Ginsenoside Rf is a trace component of ginseng root. Ginsenoside Rf inhibits N-type Ca2+ channel.
Ginsenoside Rf is a saponin, which is present in only trace amounts within ginseng. At saturating concentrations, Ginsenoside Rf rapidly and reversibly inhibits N-type, and other high-threshold, Ca2+ channels in rat sensory neurons to the same degree as a maximal dose of opioids. The effect is dose-dependent (half-maximal inhibition: 40 μM) and it is virtually eliminated by pretreatment of the neurons with pertussis toxin, an inhibitor of G(o) and Gi GTP-binding proteins. Ginsenoside Rf also inhibits Ca2+ channels in the hybrid F-11 cell line[1].

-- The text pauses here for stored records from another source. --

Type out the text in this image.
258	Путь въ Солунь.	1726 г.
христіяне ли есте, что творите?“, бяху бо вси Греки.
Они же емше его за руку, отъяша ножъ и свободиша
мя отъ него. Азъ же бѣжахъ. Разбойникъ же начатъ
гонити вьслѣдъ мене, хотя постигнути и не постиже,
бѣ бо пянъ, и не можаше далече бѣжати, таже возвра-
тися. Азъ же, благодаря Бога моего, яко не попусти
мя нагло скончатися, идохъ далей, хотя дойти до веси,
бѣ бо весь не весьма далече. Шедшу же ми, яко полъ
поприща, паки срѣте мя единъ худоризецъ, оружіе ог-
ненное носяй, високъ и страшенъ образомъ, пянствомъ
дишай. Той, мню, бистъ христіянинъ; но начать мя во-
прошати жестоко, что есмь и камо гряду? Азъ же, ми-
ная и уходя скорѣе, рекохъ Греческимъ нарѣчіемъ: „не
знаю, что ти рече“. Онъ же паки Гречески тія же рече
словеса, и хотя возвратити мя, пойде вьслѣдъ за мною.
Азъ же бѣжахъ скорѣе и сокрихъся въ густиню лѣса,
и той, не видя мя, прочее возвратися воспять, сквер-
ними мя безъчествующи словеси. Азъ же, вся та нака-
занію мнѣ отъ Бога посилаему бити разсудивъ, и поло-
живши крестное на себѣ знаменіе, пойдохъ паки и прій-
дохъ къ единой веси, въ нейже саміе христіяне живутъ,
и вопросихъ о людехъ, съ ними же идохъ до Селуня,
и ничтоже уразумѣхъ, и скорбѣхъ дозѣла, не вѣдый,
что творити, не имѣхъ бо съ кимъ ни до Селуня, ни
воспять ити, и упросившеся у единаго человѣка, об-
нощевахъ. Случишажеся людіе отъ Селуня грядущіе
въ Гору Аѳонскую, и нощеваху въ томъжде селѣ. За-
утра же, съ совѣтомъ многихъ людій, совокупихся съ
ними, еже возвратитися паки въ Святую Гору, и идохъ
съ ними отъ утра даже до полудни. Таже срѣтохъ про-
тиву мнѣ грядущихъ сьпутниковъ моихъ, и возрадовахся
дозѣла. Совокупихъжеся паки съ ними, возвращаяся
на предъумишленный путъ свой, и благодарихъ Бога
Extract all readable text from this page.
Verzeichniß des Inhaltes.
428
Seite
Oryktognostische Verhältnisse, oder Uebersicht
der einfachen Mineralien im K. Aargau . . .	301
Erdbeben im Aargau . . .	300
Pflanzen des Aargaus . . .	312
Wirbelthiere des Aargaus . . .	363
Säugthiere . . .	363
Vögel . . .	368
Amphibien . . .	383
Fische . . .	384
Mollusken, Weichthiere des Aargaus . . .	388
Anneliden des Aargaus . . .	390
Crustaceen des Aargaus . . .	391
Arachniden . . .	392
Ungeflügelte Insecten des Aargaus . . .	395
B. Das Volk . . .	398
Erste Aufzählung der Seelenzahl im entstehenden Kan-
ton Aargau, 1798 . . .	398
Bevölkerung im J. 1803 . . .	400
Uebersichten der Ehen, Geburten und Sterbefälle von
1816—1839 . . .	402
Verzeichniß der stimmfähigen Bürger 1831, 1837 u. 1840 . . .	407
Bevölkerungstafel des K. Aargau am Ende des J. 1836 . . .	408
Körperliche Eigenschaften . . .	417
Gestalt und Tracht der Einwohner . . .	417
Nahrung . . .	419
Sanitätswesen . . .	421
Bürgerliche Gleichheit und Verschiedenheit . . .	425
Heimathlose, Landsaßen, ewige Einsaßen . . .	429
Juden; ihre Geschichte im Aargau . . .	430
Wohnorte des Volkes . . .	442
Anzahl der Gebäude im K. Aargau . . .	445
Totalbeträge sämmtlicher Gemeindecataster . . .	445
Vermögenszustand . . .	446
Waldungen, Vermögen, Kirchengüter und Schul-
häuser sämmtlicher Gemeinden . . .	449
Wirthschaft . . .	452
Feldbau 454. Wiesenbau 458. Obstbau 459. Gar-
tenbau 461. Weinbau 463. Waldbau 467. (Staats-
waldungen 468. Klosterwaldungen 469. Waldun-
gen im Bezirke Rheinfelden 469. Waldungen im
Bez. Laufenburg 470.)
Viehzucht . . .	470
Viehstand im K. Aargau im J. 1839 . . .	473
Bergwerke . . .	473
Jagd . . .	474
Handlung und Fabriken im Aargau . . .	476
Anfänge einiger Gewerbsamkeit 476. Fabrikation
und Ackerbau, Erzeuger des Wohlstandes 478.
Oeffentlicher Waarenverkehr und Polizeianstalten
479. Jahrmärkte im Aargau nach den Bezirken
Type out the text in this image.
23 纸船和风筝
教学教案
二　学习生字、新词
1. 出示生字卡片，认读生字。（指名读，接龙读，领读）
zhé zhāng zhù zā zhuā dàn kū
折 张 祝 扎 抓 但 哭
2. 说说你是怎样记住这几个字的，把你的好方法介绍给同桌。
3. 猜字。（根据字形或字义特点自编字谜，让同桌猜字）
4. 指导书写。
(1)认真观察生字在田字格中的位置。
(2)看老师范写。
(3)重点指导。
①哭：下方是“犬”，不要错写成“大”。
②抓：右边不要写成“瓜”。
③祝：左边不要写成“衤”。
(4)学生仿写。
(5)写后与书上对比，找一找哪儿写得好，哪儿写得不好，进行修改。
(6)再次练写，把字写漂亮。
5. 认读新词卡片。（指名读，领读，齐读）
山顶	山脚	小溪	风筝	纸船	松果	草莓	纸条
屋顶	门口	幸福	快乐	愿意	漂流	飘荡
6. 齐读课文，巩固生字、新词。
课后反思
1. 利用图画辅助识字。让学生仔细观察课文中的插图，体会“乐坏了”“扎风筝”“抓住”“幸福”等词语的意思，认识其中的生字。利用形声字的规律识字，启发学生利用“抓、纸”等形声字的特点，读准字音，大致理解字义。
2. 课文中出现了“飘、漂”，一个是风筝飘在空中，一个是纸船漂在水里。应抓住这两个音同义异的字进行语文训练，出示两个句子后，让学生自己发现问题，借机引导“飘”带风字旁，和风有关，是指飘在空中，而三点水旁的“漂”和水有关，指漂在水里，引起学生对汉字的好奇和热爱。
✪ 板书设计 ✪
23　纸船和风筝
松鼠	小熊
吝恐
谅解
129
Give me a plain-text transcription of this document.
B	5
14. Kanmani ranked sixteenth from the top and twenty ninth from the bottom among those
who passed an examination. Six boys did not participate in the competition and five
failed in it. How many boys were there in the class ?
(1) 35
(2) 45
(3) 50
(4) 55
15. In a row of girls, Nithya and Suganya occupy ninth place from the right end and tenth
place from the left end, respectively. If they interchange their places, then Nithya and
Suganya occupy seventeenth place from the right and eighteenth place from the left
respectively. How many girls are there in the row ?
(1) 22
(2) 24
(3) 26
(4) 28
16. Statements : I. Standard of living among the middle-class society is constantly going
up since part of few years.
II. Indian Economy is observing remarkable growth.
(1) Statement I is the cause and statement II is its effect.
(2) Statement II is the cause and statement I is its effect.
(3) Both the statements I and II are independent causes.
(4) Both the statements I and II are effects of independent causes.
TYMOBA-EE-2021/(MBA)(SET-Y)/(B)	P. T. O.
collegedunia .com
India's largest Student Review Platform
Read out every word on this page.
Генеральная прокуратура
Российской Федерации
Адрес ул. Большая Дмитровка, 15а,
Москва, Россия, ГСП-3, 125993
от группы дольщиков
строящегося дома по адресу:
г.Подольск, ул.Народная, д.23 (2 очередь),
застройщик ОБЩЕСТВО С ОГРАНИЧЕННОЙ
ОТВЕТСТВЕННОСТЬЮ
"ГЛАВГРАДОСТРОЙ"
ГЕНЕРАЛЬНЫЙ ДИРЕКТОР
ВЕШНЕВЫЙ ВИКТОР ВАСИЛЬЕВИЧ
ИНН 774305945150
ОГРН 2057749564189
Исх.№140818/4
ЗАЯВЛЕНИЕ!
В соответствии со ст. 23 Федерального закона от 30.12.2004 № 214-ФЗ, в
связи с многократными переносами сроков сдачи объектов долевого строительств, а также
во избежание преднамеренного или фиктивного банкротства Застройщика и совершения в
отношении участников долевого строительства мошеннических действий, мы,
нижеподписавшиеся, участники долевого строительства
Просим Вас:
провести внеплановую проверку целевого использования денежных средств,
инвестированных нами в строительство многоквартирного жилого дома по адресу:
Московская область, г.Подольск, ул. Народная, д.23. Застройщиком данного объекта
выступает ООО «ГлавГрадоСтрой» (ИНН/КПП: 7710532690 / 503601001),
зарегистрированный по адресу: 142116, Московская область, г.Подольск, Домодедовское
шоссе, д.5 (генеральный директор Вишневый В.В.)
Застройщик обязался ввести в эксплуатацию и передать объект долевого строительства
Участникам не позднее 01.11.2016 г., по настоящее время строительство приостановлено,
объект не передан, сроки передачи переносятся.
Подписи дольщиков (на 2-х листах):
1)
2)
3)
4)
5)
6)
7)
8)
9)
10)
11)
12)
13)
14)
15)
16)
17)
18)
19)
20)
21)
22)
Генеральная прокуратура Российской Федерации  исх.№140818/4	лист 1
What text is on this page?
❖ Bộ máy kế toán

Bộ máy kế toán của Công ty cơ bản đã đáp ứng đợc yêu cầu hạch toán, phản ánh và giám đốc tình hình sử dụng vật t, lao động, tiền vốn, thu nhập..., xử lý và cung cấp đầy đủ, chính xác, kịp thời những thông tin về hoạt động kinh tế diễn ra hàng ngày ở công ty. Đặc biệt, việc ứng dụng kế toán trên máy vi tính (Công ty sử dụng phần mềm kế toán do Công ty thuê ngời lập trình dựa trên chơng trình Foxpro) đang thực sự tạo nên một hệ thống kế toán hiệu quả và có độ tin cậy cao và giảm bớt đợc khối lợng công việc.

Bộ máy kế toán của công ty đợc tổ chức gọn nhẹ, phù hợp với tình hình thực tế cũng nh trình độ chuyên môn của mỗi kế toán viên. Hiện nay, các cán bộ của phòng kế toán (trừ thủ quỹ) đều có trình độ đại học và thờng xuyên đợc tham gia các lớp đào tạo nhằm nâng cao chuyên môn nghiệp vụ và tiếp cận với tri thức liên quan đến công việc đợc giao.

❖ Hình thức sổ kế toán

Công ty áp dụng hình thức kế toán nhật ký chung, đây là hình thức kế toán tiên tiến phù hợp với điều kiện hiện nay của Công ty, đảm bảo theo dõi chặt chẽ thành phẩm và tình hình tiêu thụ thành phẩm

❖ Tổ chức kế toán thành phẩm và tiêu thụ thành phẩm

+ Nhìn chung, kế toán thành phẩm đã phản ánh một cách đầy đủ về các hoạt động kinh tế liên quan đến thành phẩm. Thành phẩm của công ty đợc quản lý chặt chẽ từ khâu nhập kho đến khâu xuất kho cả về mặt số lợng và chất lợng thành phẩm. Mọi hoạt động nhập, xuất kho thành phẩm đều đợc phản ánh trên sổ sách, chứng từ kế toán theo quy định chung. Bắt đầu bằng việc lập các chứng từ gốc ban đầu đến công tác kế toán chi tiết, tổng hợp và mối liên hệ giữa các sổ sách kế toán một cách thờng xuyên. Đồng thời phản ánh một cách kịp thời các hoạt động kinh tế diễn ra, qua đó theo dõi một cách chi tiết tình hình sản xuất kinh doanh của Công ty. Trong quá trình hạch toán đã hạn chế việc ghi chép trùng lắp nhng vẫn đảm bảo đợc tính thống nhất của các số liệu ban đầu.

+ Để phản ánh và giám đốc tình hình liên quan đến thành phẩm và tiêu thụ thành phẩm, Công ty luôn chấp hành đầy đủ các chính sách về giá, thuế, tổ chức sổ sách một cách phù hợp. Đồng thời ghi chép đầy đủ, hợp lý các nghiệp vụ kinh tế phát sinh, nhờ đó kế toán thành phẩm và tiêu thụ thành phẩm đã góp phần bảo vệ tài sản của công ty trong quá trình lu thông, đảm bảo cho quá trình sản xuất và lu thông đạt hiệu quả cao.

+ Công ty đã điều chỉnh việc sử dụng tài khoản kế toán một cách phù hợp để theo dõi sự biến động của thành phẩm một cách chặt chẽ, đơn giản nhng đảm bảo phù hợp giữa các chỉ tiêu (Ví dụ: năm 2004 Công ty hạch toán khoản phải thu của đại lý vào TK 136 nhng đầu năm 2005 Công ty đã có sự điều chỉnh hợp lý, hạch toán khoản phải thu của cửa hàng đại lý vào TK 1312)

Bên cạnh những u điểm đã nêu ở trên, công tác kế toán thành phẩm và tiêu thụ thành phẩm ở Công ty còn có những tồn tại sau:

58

Since inhibition of Ca2+ channels in sensory neurons contributes to antinociception by opioids, analgesic actions of Ginsenoside Rf are tested. Dose-dependent antinociception is found by systemic administration of Ginsenoside Rf in mice using two separate assays of tonic pain: in the acetic acid abdominal constriction test, the ED50 is 56±9 mg/kg, a concentration similar to those reported for aspirin and acetaminophen in the same assay; in the tonic phase of the biphasic formalin test, the ED50 is 129±32 mg/kg[2].
References:
[1]. Nah SY, et al. A trace component of ginseng that inhibits Ca2+ channels through a pertussis toxin-sensitive G protein. Proc Natl Acad Sci U S A. 1995 Sep 12;92(19):8739-43.
[2]. Mogil JS, et al. Ginsenoside Rf, a trace component of ginseng root, produces antinociception in mice. Brain Res. 1998 May 11;792(2):218-28.